電子顕微鏡その場観察による電極触媒の劣化メカ二ズムを解明に取り組んでいます

日立ハイテクノロジーズ様のご協力により、電界放出形透過電子顕微鏡 HF-3300を用いて、リアルタイムで電極触媒の劣化過程をとらえました。この動画は、左が表面像、右が透過像になり、50倍で再生されています。動画から、カーボン表面の白金微粒子がカーボン内部に埋没していく様子が分かります。触媒の劣化のメカニズムの1つとして白金の埋没を見出しています。

ナノチャンネル構造を有するカーボンを用いた電極触媒の探索をしています

このカーボンは、ナノメートルサイズの細孔を持つ多孔体カーボンになります。その細孔構造を上手く利用して、細孔内に白金微粒子を導入し、白金微粒子同士の凝集を抑制することで、電極触媒の高性能・高耐久性化を実現します。

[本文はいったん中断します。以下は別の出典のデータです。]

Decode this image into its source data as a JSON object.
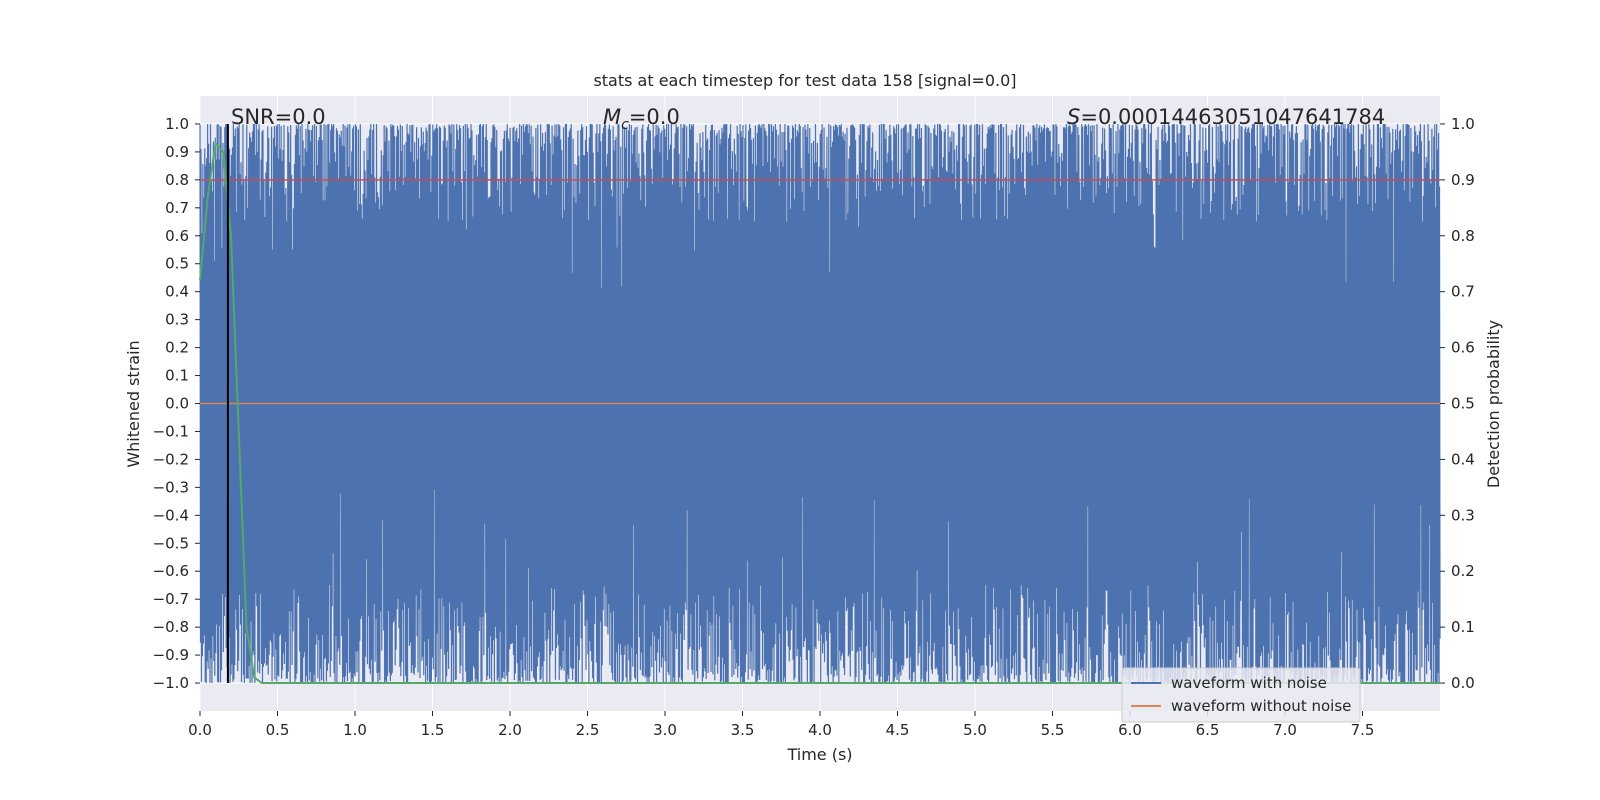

表面グラファイト化カーボンを用いた電極触媒の探索をしています

カーボンの表面のみをグラファイト化(黒鉛化)することで、触媒劣化のメカニズムのひとつであるカーボン酸化に対する耐久性を向上することに取組んでいます。

燃料電池の高温作動化に向けた課題抽出と材料設計を行っています

燃料電池の高効率化に向けたひとつのアプローチとして高温化(100℃から120℃程度)があげられます。一方で、高温化は触媒劣化の促進にもつながります。そこで、実際に燃料電池を高温作動させて、課題の抽出を行っています。例えば、集束イオンビームを用いて、燃料電池の断面を切り出し解析し、電極部分の三次元画像の構築などを行います。

その他、燃料電池関係研究として、九州大学秋葉教授と共同で、水素貯蔵材料の研究にも取り組んでいます。また、九州大学伊藤教授と連携しながら、水電解セル用の触媒の研究にも取り組みます。